Talking with more mouths can make the elderly logical and flexible, while being silent all day is easy to feel depressed and lonely. Old people are eager to talk and accompany, and need to be cared for. The best way to improve is to let your children talk to the elderly more and be patient.

Practice your hands.

Clever finger movements can not only make people have dexterous hands, but also make the brain react more quickly and sensitively. When watching TV, you might as well move your fingers more and do a simple set of "finger exercises": make fists with both hands, then gradually extend your fingers from the little finger, and then make fists in turn from the little finger.
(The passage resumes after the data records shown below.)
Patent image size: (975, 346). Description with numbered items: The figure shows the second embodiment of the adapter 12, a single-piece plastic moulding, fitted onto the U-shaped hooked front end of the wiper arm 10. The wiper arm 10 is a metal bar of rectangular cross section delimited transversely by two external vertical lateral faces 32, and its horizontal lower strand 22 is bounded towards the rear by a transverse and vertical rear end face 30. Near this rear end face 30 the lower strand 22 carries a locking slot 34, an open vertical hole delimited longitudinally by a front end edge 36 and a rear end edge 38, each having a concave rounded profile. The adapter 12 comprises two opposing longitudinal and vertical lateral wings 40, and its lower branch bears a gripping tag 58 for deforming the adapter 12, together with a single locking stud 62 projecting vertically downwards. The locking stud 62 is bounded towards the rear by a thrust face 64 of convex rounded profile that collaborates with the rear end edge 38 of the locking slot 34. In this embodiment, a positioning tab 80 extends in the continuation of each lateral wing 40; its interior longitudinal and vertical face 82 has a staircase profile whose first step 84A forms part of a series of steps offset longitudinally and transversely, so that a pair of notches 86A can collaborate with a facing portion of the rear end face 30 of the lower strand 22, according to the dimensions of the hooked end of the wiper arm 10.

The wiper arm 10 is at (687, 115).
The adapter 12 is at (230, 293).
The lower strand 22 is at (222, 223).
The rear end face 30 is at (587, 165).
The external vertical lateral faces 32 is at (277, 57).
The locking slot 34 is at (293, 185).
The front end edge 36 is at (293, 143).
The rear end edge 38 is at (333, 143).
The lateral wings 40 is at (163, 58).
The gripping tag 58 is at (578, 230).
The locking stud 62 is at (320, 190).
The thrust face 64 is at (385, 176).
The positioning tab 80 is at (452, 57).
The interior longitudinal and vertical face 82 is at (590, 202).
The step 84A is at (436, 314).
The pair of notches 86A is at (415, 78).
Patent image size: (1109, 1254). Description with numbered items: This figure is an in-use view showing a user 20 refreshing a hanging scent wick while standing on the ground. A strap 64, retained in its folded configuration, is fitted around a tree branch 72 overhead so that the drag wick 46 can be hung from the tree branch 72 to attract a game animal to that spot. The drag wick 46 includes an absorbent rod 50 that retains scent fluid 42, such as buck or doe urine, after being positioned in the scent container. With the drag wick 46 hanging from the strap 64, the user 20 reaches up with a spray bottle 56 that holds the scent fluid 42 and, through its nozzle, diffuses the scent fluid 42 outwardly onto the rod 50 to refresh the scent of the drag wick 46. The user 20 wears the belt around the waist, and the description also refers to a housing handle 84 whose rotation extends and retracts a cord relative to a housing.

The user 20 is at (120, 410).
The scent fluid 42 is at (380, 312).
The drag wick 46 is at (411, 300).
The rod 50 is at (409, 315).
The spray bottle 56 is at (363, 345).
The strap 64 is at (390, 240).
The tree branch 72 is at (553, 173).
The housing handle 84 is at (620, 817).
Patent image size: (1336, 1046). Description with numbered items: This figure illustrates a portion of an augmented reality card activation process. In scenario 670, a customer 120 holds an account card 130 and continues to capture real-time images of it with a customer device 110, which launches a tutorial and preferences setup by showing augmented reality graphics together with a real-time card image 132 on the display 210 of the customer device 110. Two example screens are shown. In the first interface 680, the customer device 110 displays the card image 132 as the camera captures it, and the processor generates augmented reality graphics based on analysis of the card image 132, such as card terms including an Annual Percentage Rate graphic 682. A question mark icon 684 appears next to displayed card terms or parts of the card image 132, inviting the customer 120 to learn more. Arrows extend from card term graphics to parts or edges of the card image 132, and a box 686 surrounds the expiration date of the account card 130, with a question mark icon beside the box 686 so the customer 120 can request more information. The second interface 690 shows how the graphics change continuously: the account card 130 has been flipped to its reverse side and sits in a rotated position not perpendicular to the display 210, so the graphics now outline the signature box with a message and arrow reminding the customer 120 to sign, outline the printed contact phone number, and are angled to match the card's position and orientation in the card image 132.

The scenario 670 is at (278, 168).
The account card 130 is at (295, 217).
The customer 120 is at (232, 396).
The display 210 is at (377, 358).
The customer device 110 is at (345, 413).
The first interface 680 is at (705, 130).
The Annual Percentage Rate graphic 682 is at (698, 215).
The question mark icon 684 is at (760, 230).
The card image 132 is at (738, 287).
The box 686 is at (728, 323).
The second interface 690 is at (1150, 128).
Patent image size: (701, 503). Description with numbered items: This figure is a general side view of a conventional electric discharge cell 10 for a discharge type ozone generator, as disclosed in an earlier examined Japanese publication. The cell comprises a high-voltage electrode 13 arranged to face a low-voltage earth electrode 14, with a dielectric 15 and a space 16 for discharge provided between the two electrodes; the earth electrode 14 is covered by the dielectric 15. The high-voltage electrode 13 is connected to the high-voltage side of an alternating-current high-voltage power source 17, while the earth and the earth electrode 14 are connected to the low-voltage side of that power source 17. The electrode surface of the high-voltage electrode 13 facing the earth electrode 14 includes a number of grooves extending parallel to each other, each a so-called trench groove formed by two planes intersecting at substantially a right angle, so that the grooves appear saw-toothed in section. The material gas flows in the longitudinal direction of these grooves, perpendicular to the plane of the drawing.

You can also calculate "three times five divided by two"; Do some manual work, such as knitting sweaters, plastic flowers and sewing.

Practice breathing

To practice breathing, you first need to choose places with clean air, such as street gardens, Woods, rivers and so on. And if possible, you can often exercise between the green mountains and clear waters in the suburbs. Secondly, rhythmic deep breathing helps to increase vital capacity. Experts recommend "fancy deep breathing method": take a deep breath like smelling flowers, so that after the abdomen bulges outward, the chest expands slightly upward and outward to the maximum. When exhaling, the lips tighten and whistle, and when exhaling slowly, the chest and abdomen are completely tightened.

Practice meditation

Traditional medicine has always advocated quiet health preservation. In leisure, you sit quietly in a chair, put your hands on your thighs, palms down, and close your eyes slightly or not for several minutes. If you are calm, don't look elsewhere, ignore others and eliminate interference, you can achieve the purpose of relaxing your mood and unblocking your blood vessels.

Exercise bones

After middle age, people often have backache and backache, and they are prone to fracture if they accidentally fall, which is caused by calcium loss and osteoporosis. In addition to adequate calcium supplementation, healthy bones need proper exercise. Jogging, skipping rope and walking can all have a * * effect on bones and promote the absorption and utilization of calcium.